What we do learn of Patel's Jay, a name that might just be an initial for his real one or a fake one for all we know, ends about here. To be sure, we learn of the character's plan and why he's doing it, but he remains a troubling, seemingly contradictory mystery. That might be fine. After all, there's nothing inherently wrong or unsatisfying about a character whose back story never comes or whose behavior seems at odds with his attitude and his other actions. There are some characters in the movies and in life from whom we want to keep some distance, if only because we sense that figuring them out might only lead to disappointment. An unknown danger can much more intriguing and appealing than a known quantity of explanatory details.
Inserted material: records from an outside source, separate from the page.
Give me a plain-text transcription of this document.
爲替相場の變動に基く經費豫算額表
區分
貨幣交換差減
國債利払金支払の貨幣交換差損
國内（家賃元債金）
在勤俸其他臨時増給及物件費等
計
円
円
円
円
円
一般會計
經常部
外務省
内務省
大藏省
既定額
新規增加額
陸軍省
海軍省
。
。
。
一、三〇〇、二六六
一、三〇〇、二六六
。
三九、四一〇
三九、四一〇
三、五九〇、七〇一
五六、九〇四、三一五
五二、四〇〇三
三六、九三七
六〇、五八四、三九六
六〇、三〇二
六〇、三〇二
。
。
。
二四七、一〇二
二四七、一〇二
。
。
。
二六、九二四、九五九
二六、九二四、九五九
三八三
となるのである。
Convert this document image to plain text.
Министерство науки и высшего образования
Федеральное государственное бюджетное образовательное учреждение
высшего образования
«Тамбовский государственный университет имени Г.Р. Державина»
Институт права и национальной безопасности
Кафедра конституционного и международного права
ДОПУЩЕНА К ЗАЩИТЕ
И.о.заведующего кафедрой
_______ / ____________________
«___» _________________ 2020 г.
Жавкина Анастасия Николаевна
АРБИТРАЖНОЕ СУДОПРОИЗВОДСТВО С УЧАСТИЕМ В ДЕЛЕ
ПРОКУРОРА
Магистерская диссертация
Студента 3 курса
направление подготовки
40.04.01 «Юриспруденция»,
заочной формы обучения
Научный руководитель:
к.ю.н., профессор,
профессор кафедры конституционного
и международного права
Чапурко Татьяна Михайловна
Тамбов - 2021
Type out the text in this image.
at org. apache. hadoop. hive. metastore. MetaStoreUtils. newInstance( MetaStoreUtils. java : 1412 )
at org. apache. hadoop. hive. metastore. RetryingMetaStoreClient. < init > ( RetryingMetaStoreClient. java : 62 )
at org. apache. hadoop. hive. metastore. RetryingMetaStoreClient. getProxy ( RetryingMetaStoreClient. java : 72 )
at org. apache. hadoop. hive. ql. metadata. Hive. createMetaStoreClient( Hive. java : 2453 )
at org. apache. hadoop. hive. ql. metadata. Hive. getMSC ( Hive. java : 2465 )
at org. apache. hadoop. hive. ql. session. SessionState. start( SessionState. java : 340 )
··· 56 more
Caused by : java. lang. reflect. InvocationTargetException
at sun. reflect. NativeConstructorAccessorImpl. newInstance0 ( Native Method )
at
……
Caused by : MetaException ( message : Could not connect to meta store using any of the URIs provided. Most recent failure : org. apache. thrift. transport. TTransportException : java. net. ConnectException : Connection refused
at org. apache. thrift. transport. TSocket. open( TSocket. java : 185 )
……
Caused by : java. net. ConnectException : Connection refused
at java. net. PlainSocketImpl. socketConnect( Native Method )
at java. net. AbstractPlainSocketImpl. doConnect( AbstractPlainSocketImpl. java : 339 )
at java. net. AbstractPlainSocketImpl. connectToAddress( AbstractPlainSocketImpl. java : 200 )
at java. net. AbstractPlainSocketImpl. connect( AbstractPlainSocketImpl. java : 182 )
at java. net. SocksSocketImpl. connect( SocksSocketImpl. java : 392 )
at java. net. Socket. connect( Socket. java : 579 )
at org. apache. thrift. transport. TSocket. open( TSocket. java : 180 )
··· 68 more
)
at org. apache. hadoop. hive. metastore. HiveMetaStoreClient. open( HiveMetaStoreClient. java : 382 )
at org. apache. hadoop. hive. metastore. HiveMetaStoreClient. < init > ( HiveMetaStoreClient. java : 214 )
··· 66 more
The movie's central problem, though, is that Winterbottom doesn't wholly trust the mystery and danger of this character. By the end of the movie, Jay will have kidnapped a woman and killed two people—both in "self-defense," although it's clear that neither one is justified on a legal or even moral level. Jay will feel just guilty enough about the first murder that we see him staring with regret at his victim's photo in an online news article. We—it must be assumed—are meant to think a little better of Jay because of this most minimal reaction to his crime.

He also—and here's where the movie really tests the limits of this character as an enigmatic threat—will have fallen in love with the woman he abducted—not a kind of warped infatuation, either, but a sincerely felt sort of love. For her part, Samira (Radhika Apte), the kidnapped woman, seems to fall for Jay, as well—not that brand of desperate attachment that comes with Stockholm syndrome, as we might anticipate, but an actual feeling of bonding with this man, if the movie's final moments are to be believed.

In terms of the narrative, we're supposed to believe those final moments, in which the shared love is confirmed despite the circumstances, by the way. As one might expect, though, it's almost impossible to believe this development on a rational or emotional level. It's even more difficult to believe that Winterbottom thought this path for this story was a good idea.

There isn't much in terms of a plot, since most of it has Jay—and then Jay with Samira in forced tow—travelling around Pakistan and India, trying to stay off the radar. He was hired to abduct the woman by Deepesh (Jim Sarbh), her lover, after Samira's family arranged her marriage to someone else. Deepesh's plan is to meet with Samira in India, where the two will run away together, living off diamonds he stole from his family business. He gets cold feet, leaving Jay in the awkward position of trying to return a frustrated Samira, who refuses to leave until she can see Deepesh, back to Pakistan.

The makings of a character-based thriller—or at least one in which the assorted, conflicting motives and goals of these characters are set against each other—are here, but once it becomes obvious that something more will develop between Jay and Samira (While lying in a shared hotel bed, each gives secret, longing looks to the other when the other isn't looking), an alarm in the mind starts blaring. The real question isn't how these characters will resolve their desires—for love, for freedom, for money. It's whether or not Winterbottom is actually going to go forward with what seems patently absurd.

To be fair, the romance between Jay Samira in The Wedding Guest isn't as straightforward as we might fear it could be. The idea, though, remains a head-scratcher, especially in the final scenes.  The movie stands as a prime example that filmmakers have difficulty grasping a pretty basic notion: Just because a story features a man and a woman, that doesn't mean they have to fall in love.